Angioimmunoblastic T-cell lymphoma (AITL) is an aggressive non-Hodgkin's nodal peripheral T-cell lymphoma that accounts for 18% of peripheral T-cell lymphoma, and cutaneous AITL has not been well characterized in terms of clinical and histopathologic features1. Because AITL is usually diagnosed based on lymph node biopsy, it is difficult for physicians to diagnose cutaneous AITL without lymphadenopathy.

Eighty-four years old female visited our hospital with nodules on both calves. The patient claimed that she had first noticed tender nodules several months prior to the visit and that they have gradually increased in size (Fig. 1A). Examination results indicated skin-colored palpable hard nodules with tenderness, about 3.0×3.0 cm in size. The nodule histologically revealed prominent vascular proliferation surrounded by abundant epitheloid histiocytes and lymphocytes without prominent nuclear atypia in the dermis (Fig. 2A, B). There were many positive cells in CD3 and CD68 (Fig. 2C, D), foci of small aggregates of positive cells in CD31, and negative cells in S100 protein, CD1a and Epstein-Barr virus (EBV). T-cell receptor-γ gene rearrangement was found to be monoclonal.
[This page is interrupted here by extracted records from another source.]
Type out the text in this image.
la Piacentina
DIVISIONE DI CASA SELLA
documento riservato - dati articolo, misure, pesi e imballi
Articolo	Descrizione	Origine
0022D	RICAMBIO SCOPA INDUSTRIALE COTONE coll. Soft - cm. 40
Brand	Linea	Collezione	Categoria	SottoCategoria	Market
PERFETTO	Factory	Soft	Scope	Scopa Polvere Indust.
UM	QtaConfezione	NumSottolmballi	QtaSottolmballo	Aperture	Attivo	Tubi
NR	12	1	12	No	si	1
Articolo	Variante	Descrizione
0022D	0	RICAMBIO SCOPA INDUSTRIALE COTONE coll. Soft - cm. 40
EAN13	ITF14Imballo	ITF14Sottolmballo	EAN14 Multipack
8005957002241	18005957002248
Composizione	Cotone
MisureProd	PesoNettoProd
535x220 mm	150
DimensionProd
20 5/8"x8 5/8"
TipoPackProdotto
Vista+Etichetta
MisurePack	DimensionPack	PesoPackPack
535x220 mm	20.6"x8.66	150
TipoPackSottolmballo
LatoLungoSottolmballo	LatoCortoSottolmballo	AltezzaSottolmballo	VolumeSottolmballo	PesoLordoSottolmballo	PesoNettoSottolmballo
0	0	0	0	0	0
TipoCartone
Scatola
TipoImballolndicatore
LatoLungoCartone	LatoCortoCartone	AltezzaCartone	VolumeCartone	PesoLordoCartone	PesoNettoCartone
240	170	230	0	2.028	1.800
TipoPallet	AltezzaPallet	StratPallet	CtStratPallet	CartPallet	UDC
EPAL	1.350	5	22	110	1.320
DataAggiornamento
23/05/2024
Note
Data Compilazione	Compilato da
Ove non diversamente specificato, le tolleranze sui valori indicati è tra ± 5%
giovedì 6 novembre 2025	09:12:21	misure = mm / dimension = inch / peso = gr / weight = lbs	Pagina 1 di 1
In suspicion of cutaneous T-cell lymphoma, she underwent further evaluation, such as laboratory test, whole-body computed tomography (CT), and positron emission tomography-CT in hemato-oncology. On a follow-up visit, the nodule on her left calf became a progressive ulcer with a granulation-like base (Fig. 1B). However, we could not find any evidence of infection. Inguinal lymphadenopathy was identified from imaging study, and lymph node biopsy was performed (Fig. 2F, G). Many cells in the lymph node showed positive reactions for CD3, CD4, CD5, CD21 and programmed death-1 (PD-1) (Fig. 2H~L), but negative reactions for CD8, CD20 and EBV. An additional stain for PD-1 of the skin was also positive (Fig. 2E). Based on these immunohistological findings, we were able to diagnose the skin lesion as AITL. After 6 months, she developed aggressive malignant lymphadenopathy in multiple regions of the body.

Skin involvement occurs in up to 50% of AITL patients and presents with nonspecific maculopapular eruption in most cases, but less commonly in patients with nodules1. Our patient first presented with cutaneous nodules, and histologically showed vascular proliferation with abundant histiocytic infiltration. Progressive ulceration made AITL diagnose more difficult until the lymph node biopsy result was obtained. However, PD-1 staining for the lymph node and the skin was useful in making the diagnosis2. Until now, predominant histiocytic infiltrate in cutaneous AITL such as our case has not been described. Only a few AITL cases have been reported with nodular lesion histologically showing presence of histiocytes. Although histiocytes' role in cutaneous lymphoma has been described in prominent granulomatous reaction, most cases were of mycosis fungoides3 and rare cases of AITL. CD68 has been known as negative prognostic marker for lymphoma-associated macrophage in follicular lymphoma4 and classic Hodgkin's lymphoma5. In our opinion, abundant histiocytic infiltration in cutaneous AITL may be associated with the cutaneous nodules and also with the progressive ulcer, and histiocytes might play a more aggressive role in the clinical features of AITL, which will be evaluated in the future.